PROPERTY FROM A PRIVATE COLLECTION IN GENEVA
Gilles Joubert (1689-1775) had started working for the Garde-Meuble de la Couronne in 1748, becoming ébéniste ordinaire ten years later, and ébéniste du Roi between 1763 and 1774, as a successor of Jean-François Oeben and the predecessor of Jean-Henri Riesener. The Archives Nationales bear witness to the vast amount of work that Joubert undertook for the Crown, with furniture delivered to the chateaux of Versailles, Fontainebleau, Compiègne, the Petit Trianon and Saint-Hubert, Louis XV’s hunting lodge. Often, these commissions would be subcontracted to other makers such as Roger Vandercruse Lacroix, Léonard Boudin, and Mathieu Criaerd; although until the very end he did not cease to closely supervise the design and execution of these pieces. Joubert’s oeuvre therefore spans the Louis XV, Transition and Louis XVI styles, always maintaining graceful lines far removed from all excesses, in line with the refined tastes of the royal household.
Other commodes à la Régence delivered by Joubert include one sold Christie’s Paris, 19 December 2007, lot 418, and one other for the Comte d’Artois at Fontainebleau, sold Artcurial, Paris, 12 December 2012, lot 53. The singular and exceptionally rich mounts could well be by the same hand as those found on a distinctive group of Joubert furniture, including a bureau plat sold Koller Zurich, 19-22 March 2007, lot 46, and a parquetry commode sold Christie’s Paris, 19 December 2007, lot 418. Very similar marquetry appears on other commodes including one stamped Delorme (ill. Kjellberg, op. cit., p. 244).

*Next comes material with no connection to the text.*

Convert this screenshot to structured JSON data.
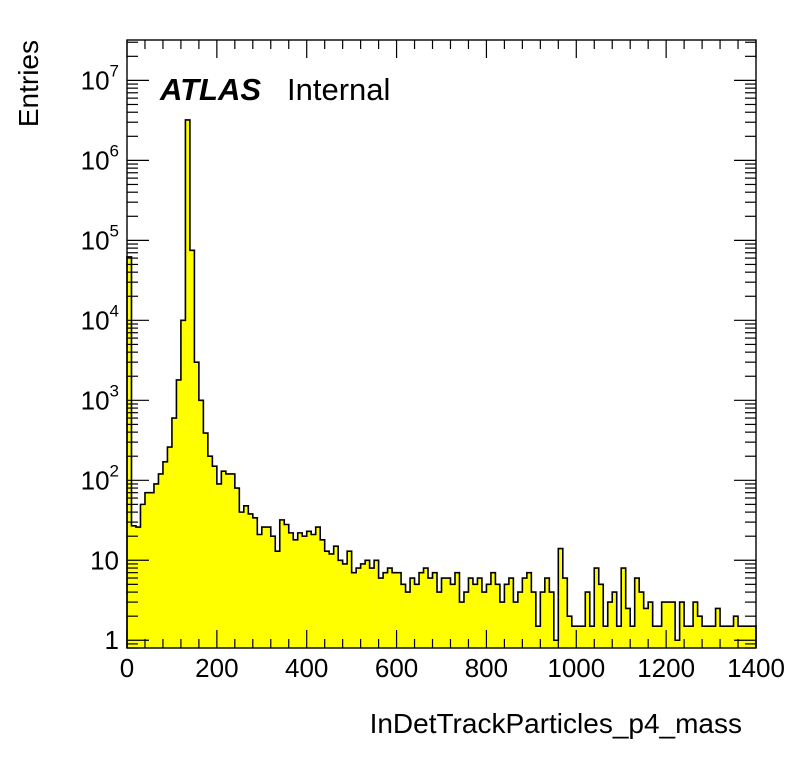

Not far from the Palais Bourbon, the hôtel de Lionne Pontchartrain, in the Rue Neuve des Petits-Champs, had been built by Louis Le Vau (1612-1670), who had just completed Vaux-le-Vicomte, after 1661. The palace was bought by King Louis XV in 1747 to become one of the residences of the “ambassadeurs extraordinaires”. However, the hôtel soon became the first “official” building for charges of state when in 1756 it was granted as a residence of the minister of finances, or Contrôleur General. Still in use during the Empire and Restauration, it was abandoned in 1822 and demolished soon afterwards for redevelopment.
Clément de L’Averdy, Marquis de Gambais (1724-1793) was an influential aristocrat and politician of wide interests. A great friend of the Duc de Choiseul, he became one of the first proponents of the liberté du commerce des grains, although his choice would later prove controversial. In 1763 he was made Contrôleur Général des Finances, and took up residence in Rue des Petits-Champs. An erudite scholar, and a member of the Academie des inscriptions et belles-lettres from 1767, he stepped down in September 1768, retiring to the château de Neuville near Gambais. Arrested under the Terror, he was guillotined on November 23, 1793, his castle and its contents confiscated and sold as “bien national”. It is unclear whether the commode remained at the Hôtel de Lionne after L’Averdy’s departure in 1767, or whether it followed him at his estate near Gambais.